Filmische Qualität:   
Regie: Olivier Nakache, Eric Toledano 
Darsteller: François Cluzet, Omar Sy, Audrey Fleurot, Joséphine de Meaux, Clotilde Mollet, Anne Le Ny, Alba Gaïa Kraghede Bellugi 
Laufzeit: 110 Minuten
Genre: Komödien/Liebeskomödien 
Publikum: ab 6 Jahren 
Einschränkungen:  
 

José García

 

Mit mehr als 14 Millionen Besuchern wurde der erfolgreichste Kinofilm 2011 in Frankreich keine amerikanische Super-Produktion und auch keine „Harry Potter“-Verfilmung, sondern eine einheimische Komödie: „Ziemlich beste Freunde“ (Original: „Intouchables“) von Erich Toledano und Olivier Nakache erzählt von der ungewöhnlichen Freundschaft zwischen zwei Männern, die gegensätzlicher kaum sein könnten – ein Filmsujet, das im französischen Kino in den letzten Jahren mehrfach variiert wurde. Denn nachdem Patrice Leconte in „Mein bester Freund“ (2006) einen einsamen Kunsthändler den Wert der Freundschaft entdecken ließ, handelte der erfolgreichste französische Film aller Zeiten „Willkommen bei den Sch’tis“ (Dany Boon, siehe Filmarchiv) ebenfalls von einer ungewöhnlichen Männerfreundschaft über Vorurteile und Klischees hinweg.

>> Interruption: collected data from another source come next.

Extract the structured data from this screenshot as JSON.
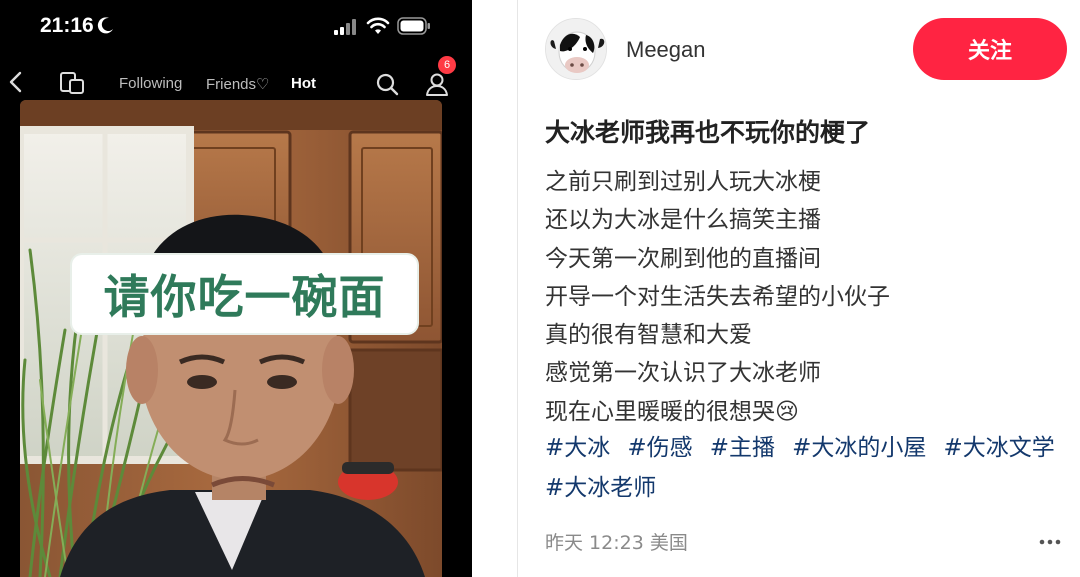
{
  "phone": {
    "status_time": "21:16",
    "nav_tabs": [
      {
        "label": "Following",
        "active": false
      },
      {
        "label": "Friends♡",
        "active": false
      },
      {
        "label": "Hot",
        "active": true
      }
    ],
    "notification_count": "6",
    "video_caption": "请你吃一碗面",
    "icons": [
      "moon-icon",
      "signal-icon",
      "wifi-icon",
      "battery-icon",
      "back-icon",
      "square-icon",
      "search-icon",
      "profile-icon"
    ]
  },
  "post": {
    "author": "Meegan",
    "follow_label": "关注",
    "title": "大冰老师我再也不玩你的梗了",
    "body_lines": [
      "之前只刷到过别人玩大冰梗",
      "还以为大冰是什么搞笑主播",
      "今天第一次刷到他的直播间",
      "开导一个对生活失去希望的小伙子",
      "真的很有智慧和大爱",
      "感觉第一次认识了大冰老师",
      "现在心里暖暖的很想哭😢"
    ],
    "hashtags": [
      "#大冰",
      "#伤感",
      "#主播",
      "#大冰的小屋",
      "#大冰文学",
      "#大冰老师"
    ],
    "meta": "昨天 12:23 美国",
    "colors": {
      "follow_bg": "#ff2442",
      "hashtag": "#13386c",
      "caption_text": "#2f7a5a"
    }
  }
}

Frei von Klischees sind die beiden Hauptcharaktere in Toledanos und Nakaches „Ziemlich beste Freunde“ wohl kaum: Philippe (François Cluzet) führt das Leben eines Aristokraten wie es im Buche steht. Er lebt in der musealen Umgebung eines Pariser Stadtpalais, in dem etwa auf einer Kommode Fabergé-Eier aufgereiht stehen. Gebildet ist Philippe natürlich auch, mit einem Hang zu klassischer Musik und sündhaft teurer moderner Kunst. Der Aristokrat wird darüber hinaus von einer Reihe Hausangestellten umsorgt. Denn seit seiner Querschnittsverletzung kann der reiche Adlige nichts mehr ohne fremde Hilfe tun. Weil ein neuer Pfleger eingestellt werden soll, warten in Philippes feudalem Vorzimmer einige Bewerber auf das Einstellungsgespräch. Darunter befindet sich auch Driss (Omar Sy), ein junger Afrikaner, der gerade aus dem Gefängnis entlassen wurde und an der Pflegerstelle eigentlich nicht interessiert ist: Der junge Mann will lediglich den Bewerbungsstempel für seine Arbeitslosenunterstützung. Weil Driss’ unbekümmert-freche Art Philipp sofort zusagt, macht er ihm ein spontanes Angebot. Was hat schon der ehemalige Häftling zu verlieren? Aus der tristen, engen Vorstadt-Sozialwohnung der Familie hat ihn gerade seine alleinerziehende Mutter hinausgeworfen. Hier kann er ein geräumiges Zimmer mit Bad sofort beziehen. Also akzeptiert er und lässt sich darauf ein, die Arbeitsabläufe der Pflege eines vom Hals abwärts Gelähmten im Schnellgang zu erlernen.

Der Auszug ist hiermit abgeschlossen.